According to Prof Jesse Mugambi, a Philosophy and Religious Studies lecturer at the University of Nairobi, we are seeing the gradual rejection of European practices that have wrongfully been associated with Biblical Christianity.
“The ceremonies surrounding Christian festivals, and Easter is one of them, were not really local festivals,” Professor Mugambi explains. “The liturgical calendar was not Hebrew. It was coordinated with the seasons of the European natives. In fact, all the rituals we have celebrating Christian festivals are not Biblical at all.”
“They came together with the Missionaries, and they follow the liturgical calendar of the societies from which the denominations came. For instance, if you go to All Saints Cathedral, it is the calendar of the English. The Catholic church’s is entirely Roman… if you go to Tanzania and look at the Lutheran church, theirs is German.”

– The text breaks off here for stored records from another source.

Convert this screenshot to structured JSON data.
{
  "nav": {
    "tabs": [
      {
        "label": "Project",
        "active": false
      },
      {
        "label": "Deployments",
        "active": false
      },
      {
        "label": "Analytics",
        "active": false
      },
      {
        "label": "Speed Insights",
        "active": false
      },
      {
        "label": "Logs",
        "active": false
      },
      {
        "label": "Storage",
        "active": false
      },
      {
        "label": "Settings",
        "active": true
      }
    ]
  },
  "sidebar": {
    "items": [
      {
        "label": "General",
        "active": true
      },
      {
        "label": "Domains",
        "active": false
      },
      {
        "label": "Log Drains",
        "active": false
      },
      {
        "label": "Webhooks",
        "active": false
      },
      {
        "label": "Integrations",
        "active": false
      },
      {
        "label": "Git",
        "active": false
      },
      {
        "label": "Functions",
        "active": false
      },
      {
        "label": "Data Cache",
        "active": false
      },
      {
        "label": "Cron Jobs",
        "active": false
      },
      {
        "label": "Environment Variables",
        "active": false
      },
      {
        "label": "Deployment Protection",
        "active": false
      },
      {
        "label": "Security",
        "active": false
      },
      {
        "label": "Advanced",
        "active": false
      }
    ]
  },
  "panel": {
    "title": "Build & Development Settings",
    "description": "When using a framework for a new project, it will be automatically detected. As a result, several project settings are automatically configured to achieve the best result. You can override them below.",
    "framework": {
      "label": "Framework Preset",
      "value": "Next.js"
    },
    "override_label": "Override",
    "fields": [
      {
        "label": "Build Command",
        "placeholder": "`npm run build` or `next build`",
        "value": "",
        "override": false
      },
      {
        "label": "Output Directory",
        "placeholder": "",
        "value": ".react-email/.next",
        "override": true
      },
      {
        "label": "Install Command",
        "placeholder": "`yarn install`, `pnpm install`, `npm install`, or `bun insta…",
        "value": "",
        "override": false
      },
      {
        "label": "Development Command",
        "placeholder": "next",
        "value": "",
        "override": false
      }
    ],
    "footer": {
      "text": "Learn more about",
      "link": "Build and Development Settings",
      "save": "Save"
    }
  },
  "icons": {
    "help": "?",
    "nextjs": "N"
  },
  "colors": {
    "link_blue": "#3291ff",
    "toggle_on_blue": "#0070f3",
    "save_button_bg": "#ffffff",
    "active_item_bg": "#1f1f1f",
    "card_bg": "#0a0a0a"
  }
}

Christianity has yet to become truly African, he adds.
“John Gatu, one of my mentors, who published the book Joyfully Christian, Truly African, is one of the very few in the mainline Protestant denominations to try and introduce African liturgy. It came with a lot of opposition but he was influential enough to have his way.”
Gatu pointed out that the Church of Scotland, which became the Presbyterian Church, was Scottish. Kikuyu Christians are not Scottish, he observed; they are Kikuyu.
“The question is, why shouldn’t Christianity be African, or Kikuyu, or Luo or Luhya?”
The signs of our religion becoming more African are there, Professor Mugambi says. But it will take time before we get where we need to be. “The wheels tend to move slowly, but they are moving.”
Even so, he links the apparent reluctance by young people to travel home with the changing culture, as well as the generational difference.